While central Europe experienced a significantly warmer than normal month in August, gas demand in the region was nearly unchanged y/y. Total regional demand implied by flow data was down y/y by 50 mcm (-2%) to 1.93 bcm. The lack of support for gas comes, in part, from the relatively small volume of gas-fired plants in the region, with Austria and Hungary the only countries to have reasonable levels of gas-fired plants in their merit orders. The other countries are dominated by lignite and hard coal, which would have responded first to higher power demand.
Storage injections in the Baumgarten zone were around 2.4 bcm in August, almost 0.4 bcm higher than last August. Injection rates remained relatively unchanged m/m. As of 1 September, inventory levels at all the central European hubs, except for Poland, are still considerably lower than last year, now 3.8 bcm (-24%) below last year’s levels.
Based on our estimates, imports of Russian gas into the EU fell m/m by 1.78 bcm in August, largely due to the 10-day maintenance at Nord Stream, but were higher y/y by 1.17 bcm. Similar to the past few months, European utilities are taking advantage of lower oil-indexed prices for Russian gas. With these lower prices expected to persist for a while, we believe imports of Russian gas should remain strong and injection rates should continue to increase.

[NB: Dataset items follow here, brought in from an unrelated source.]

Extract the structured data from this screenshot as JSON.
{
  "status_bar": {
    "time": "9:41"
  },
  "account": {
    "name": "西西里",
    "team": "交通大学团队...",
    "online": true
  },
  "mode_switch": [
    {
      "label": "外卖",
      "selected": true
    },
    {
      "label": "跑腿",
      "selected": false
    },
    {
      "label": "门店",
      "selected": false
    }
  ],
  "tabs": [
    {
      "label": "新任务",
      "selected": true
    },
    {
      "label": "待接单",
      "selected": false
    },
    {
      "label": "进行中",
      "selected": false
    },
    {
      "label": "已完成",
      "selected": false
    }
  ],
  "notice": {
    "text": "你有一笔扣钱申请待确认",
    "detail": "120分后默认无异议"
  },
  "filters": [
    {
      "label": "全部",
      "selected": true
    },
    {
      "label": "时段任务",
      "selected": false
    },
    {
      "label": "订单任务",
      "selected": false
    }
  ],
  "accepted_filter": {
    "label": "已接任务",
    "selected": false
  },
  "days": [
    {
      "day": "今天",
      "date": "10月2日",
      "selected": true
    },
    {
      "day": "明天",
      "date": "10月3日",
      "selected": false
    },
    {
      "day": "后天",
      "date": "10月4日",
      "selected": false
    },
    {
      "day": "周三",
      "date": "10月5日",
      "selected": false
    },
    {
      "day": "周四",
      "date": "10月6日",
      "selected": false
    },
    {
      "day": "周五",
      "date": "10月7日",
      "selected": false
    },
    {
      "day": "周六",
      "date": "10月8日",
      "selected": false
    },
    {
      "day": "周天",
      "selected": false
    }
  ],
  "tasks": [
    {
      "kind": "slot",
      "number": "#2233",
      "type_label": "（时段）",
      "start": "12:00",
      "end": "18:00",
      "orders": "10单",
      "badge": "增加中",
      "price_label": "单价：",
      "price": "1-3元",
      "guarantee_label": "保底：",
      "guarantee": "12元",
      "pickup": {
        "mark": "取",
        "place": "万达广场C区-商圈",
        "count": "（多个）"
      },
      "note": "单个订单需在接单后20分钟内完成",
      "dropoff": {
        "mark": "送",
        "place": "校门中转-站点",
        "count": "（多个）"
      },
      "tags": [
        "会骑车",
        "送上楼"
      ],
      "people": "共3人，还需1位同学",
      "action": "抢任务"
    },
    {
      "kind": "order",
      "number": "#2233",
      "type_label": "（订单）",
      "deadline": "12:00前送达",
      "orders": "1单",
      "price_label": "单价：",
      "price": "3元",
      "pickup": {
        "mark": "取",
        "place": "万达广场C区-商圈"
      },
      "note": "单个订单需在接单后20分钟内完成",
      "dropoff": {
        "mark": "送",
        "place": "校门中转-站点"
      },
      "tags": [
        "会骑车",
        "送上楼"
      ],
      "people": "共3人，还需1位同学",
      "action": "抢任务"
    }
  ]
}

Over the coming winter, the key developments in the region will be:
- How cold it gets, although we expect this will be a moderately colder winter y/y, with some bias to it being warmer than normal in most of the region’s countries.
- The supply situation should be comfortable, with Russian contract gas at its lowest price levels for a while and 3.2 bcm being made available as additional supply to the long term contract levels.
- The need to supply additional gas to Ukraine over the winter. Ukraine is likely to start winter with a similar level of gas in storage as last year and should see the winter out if it is moderately colder than last year. It needs to secure financing to pay for gas it imports. But the need for a special agreement with Gazprom is much lower, given the more benign pricing that persists.
- AVTP gas is likely to still be at a premium to the other hubs, given more Russian (and Norwegian) gas is expected to be available in the northern gas markets than the south.